Kenevir temmuz – ağustos aylarında soluk yeşilimsi renkli çiçekler açan, kültürü yapılan tek yıllık otsu bir bitki. İsmi anıldığında akla ilk olarak uyuşturucu gelse de yukarıda bahsettiğimiz gibi kenevirin çok çeşitli endüstriyel kullanım alanları var. Pek çok ülkede yasaklı bitki konumunda olan kenevirin ABD’de 2014 yılında ekimi kontrollü olarak serbest bırakıldı. ABD’de 19 eyalette 2015’ten bu yana çiftçilere yaklaşık 1.500 kenevir lisansı verilirken, 32 üniversitede kenevir araştırmaları yapıldığı yapılan araştırma sonuçlarına yansımış.

Bu gelişmeler ışığında ABD’de kenevir ürünlerinin satışından 2017 yılında 820 milyon dolar gelir elde edilmiş ve henüz açıklanmasa da 2025’te bu gelirin milyar dolara ulaşması tahmin edilmektedir.

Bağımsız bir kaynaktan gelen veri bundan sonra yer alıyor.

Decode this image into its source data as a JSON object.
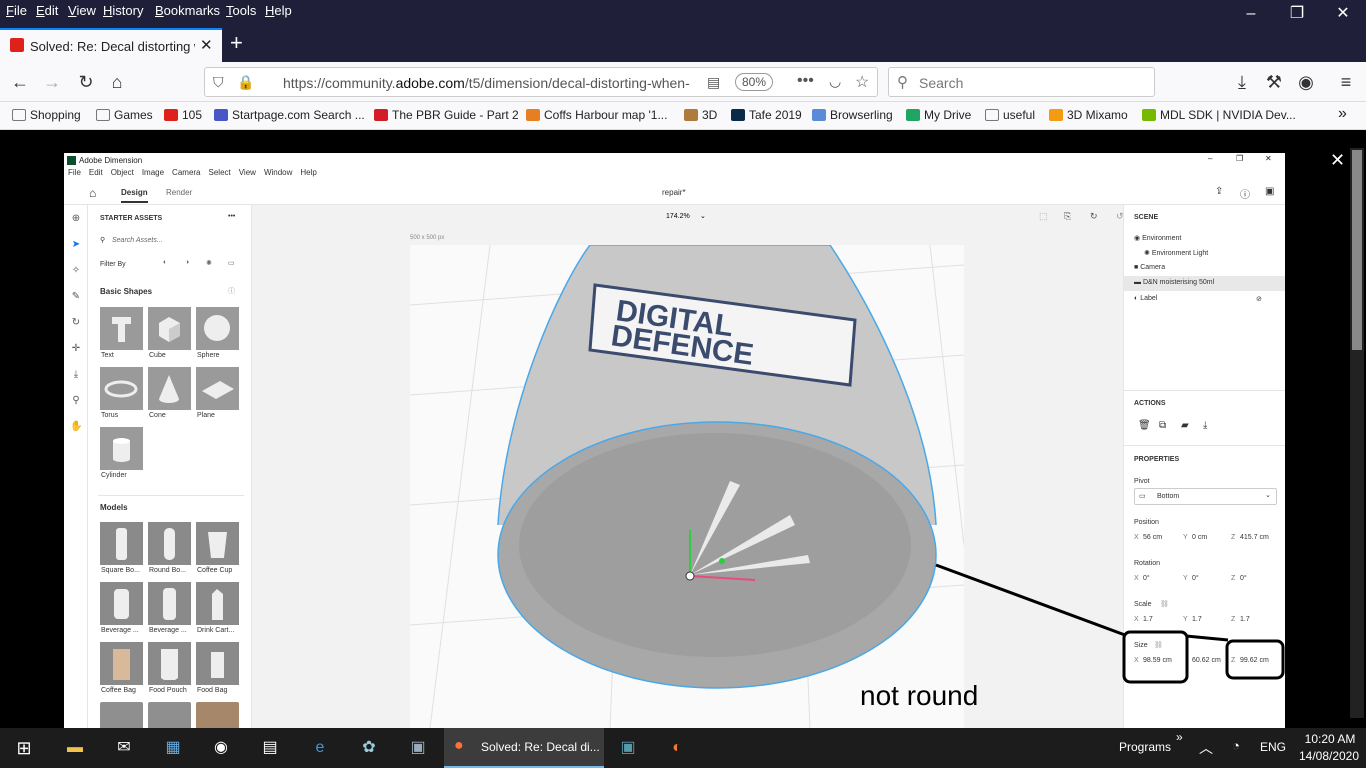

Ülkemizde 19 ilde kenevir yetiştiriciliği yapılmakta ve yıllık 1 ton civarında kenevir tohumu üretilmektedir. Bu rakam 1960 yıllarda üretilen miktarın yaklaşık yüzde 1’i kadardır. Yani ciddi bir potansiyel atıl durmaktadır. Ülkemizde endüstriyel kenevir üretiminde ortalama 100 kg/da lif, 60-80 kg/da tohum elde edilmektedir.

Dünya kenevir piyasasına bakıldığında; gerek tohum gerekse de endüstrisi bağlamında başı Fransa, Çin ve İsrail’in çektiği son dönemlerde de ABD’de sürekli bir yükseliş eğiliminin olduğu görülmektedir. Pazar 2017 yılında 4 milyar dolara ulaşmışken 2025 yılında 20 milyar doların üzerine çıkması beklenmektedir.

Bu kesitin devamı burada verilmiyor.